Tak heran, dengan pandangan demikian, ajaran agama lokal melahirkan banyak sekali ritual yang dilakukan untuk menghormati alam. Upacara yang paling banyak dilakukan adalah yang berkaitan dengan padi, sebab padi dianggap sebagai sumber kehidupan manusia. Mulai dari upacara pra tanam, menanam hingga panen dan pasca panen. Semuanya memiliki makna dan keindahannya masing-masing.

Tradisi Dayak juga mengganggap bahwa kehidupan manusia adalah siklus yang salng berkaitan dan tak dapat dipisahkan.
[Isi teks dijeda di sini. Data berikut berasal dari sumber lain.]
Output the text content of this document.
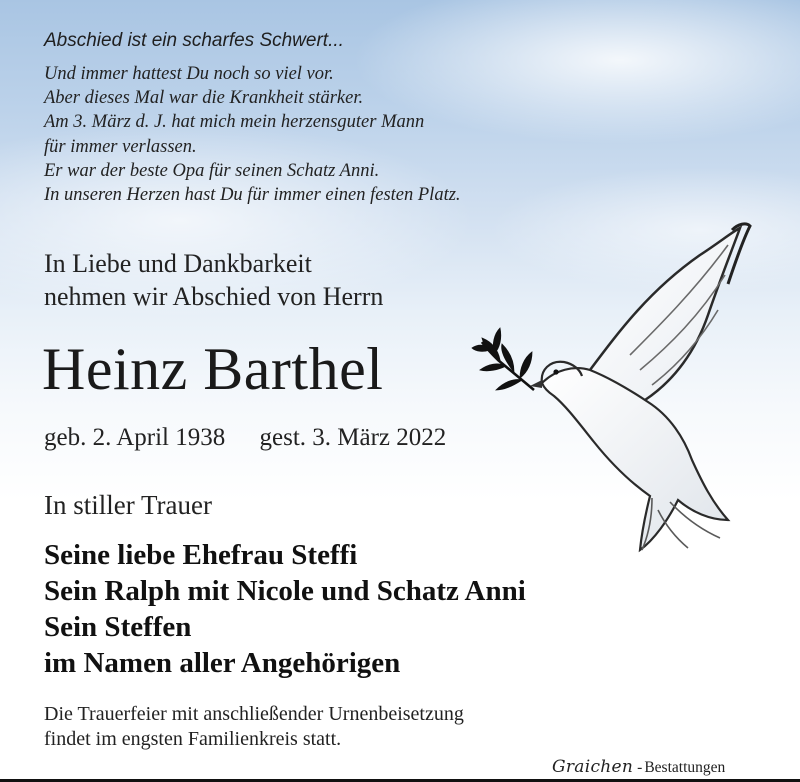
Abschied ist ein scharfes Schwert...

Und immer hattest Du noch so viel vor.
Aber dieses Mal war die Krankheit stärker.
Am 3. März d. J. hat mich mein herzensguter Mann
für immer verlassen.
Er war der beste Opa für seinen Schatz Anni.
In unseren Herzen hast Du für immer einen festen Platz.
In Liebe und Dankbarkeit
nehmen wir Abschied von Herrn
Heinz Barthel

geb. 2. April 1938 gest. 3. März 2022

In stiller Trauer

Seine liebe Ehefrau Steffi
Sein Ralph mit Nicole und Schatz Anni
Sein Steffen
im Namen aller Angehörigen
Die Trauerfeier mit anschließender Urnenbeisetzung
findet im engsten Familienkreis statt.

Graichen - Bestattungen
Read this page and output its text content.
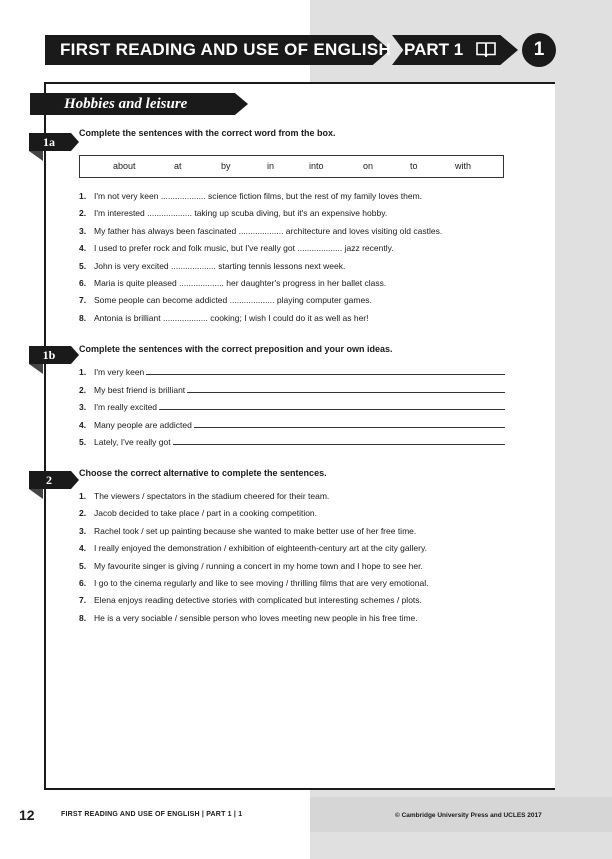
FIRST READING AND USE OF ENGLISH PART 1	1
Hobbies and leisure
1a
Complete the sentences with the correct word from the box.
about	at	by	in	into	on	to	with
1. I'm not very keen ................... science fiction films, but the rest of my family loves them.
2. I'm interested ................... taking up scuba diving, but it's an expensive hobby.
3. My father has always been fascinated ................... architecture and loves visiting old castles.
4. I used to prefer rock and folk music, but I've really got ................... jazz recently.
5. John is very excited ................... starting tennis lessons next week.
6. Maria is quite pleased ................... her daughter's progress in her ballet class.
7. Some people can become addicted ................... playing computer games.
8. Antonia is brilliant ................... cooking; I wish I could do it as well as her!
1b	Complete the sentences with the correct preposition and your own ideas.
1. I'm very keen
2. My best friend is brilliant
3. I'm really excited
4. Many people are addicted
5. Lately, I've really got
2	Choose the correct alternative to complete the sentences.
1. The viewers / spectators in the stadium cheered for their team.
2. Jacob decided to take place / part in a cooking competition.
3. Rachel took / set up painting because she wanted to make better use of her free time.
4. I really enjoyed the demonstration / exhibition of eighteenth-century art at the city gallery.
5. My favourite singer is giving / running a concert in my home town and I hope to see her.
6. I go to the cinema regularly and like to see moving / thrilling films that are very emotional.
7. Elena enjoys reading detective stories with complicated but interesting schemes / plots.
8. He is a very sociable / sensible person who loves meeting new people in his free time.
12	FIRST READING AND USE OF ENGLISH | PART 1 | 1	© Cambridge University Press and UCLES 2017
Kelahiran, perkawinan dan kematian, menjadi titik fokus ritual yang berkaitan dengan manusia. Banyak kearifan yang terdapat dalam kepercayaan ini, dan masyarakat adat sampai sekarang masih banyak yang taat pada aturan tradisi yang bahkan tak tertulis ini. Aku melihat ini semua sebagai sebuah kekayaan dan keindahan negeriku yang memang menjadi indah apabila diperlakukan sebagaimana mestinya.